|PABONA, JOHN MARK|
Submitted to: Journal of Endocrinology
Publication Type: Peer Reviewed Journal
Publication Acceptance Date: 10/3/2008
Publication Date: 1/15/2009
Citation: Pabona, J.P., Velarde, M.C., Zeng, Z., Simmen, F.A., Simmen, R.C. 2009. Nuclear receptor co-regulator Kruppel-like factor 9 and prohibitin 2 expression in estrogen-induced epithelial cell proliferation in the mouse uterus. Journal of Endocrinology. 200(1):63-73.
Interpretive Summary: Estrogen is a steroid hormone that regulates the growth of uterine tissues. Many other factors are present in the normal uterus and in this important function of estrogen. Here we show that a protein named Krüppel-like factor 9 (Klf9) plays a significant role in controlling estrogen action. Klf9 regulates the expression of another protein namely Repressor of Estrogen Receptor Activity (REA) in the uterus. Absence of this regulation results in abnormal uterus with the tendency to grow uncontrollably and may lead to endometrial cancer.

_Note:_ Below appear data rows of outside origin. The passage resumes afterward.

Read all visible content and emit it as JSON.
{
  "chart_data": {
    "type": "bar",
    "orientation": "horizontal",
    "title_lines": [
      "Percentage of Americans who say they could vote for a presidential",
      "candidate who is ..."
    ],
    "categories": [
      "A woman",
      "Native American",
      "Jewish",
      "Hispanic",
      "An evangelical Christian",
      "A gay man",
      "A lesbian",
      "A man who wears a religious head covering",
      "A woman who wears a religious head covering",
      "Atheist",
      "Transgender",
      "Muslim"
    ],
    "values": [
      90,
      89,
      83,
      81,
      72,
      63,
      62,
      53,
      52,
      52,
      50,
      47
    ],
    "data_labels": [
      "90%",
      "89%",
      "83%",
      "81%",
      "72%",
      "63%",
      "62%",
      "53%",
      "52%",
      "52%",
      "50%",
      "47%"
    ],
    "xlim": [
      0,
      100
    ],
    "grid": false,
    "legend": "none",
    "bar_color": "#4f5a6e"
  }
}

Technical Abstract: Estrogen, acting through its cognate receptor estrogen receptor-' (ESR1), is a critical regulator of uterine endometrial epithelial proliferation. Although the dynamic communication between endometrial stromal (ST) and epithelial cells is considered to be an important component in this process, key molecular players in particular compartments remain poorly defined. Here, we used mice null for Krüppel-like factor 9 (KLF9) to evaluate the contribution of this nuclear protein in ST–epithelial interactions underlying proliferative effects of estrogen. We find that in ovariectomized mice administered estradiol-17ß (E2) for 24 h, Klf9 null mutation resulted in lack of E2-induced proliferative response in all endometrial compartments. We demonstrate a negative association between Klf9 expression and nuclear levels of ESR1 transcriptional corepressor prohibitin (PHB) 2 in uterine ST and epithelial cells of E2-treated wild-type (WT) and Klf9 null mice. In early pregnancy uteri of WT mice, the temporal pattern of Klf9 transcript levels was inversely associated with that of Phb2. Deletion of Klf9 up-regulated uterine Phb2 expression and increased PHB2 nuclear localization in endometrial ST and epithelial cells, with no effects on the expression of the related Phb1. In the human endometrial ST cell line treated with E2 for 24 h, Klf9 siRNA targeting augmented PHB2 transcript and increased nuclear PHB2 protein levels, albeit this effect was not to the extent seen in vivo with Klf9 null mutants. Our findings suggest a novel mechanism for control of estrogen-induced luminal epithelial proliferation involving ST KLF9 regulation of paracrine factor(s) to repress epithelial expression of corepressor PHB2.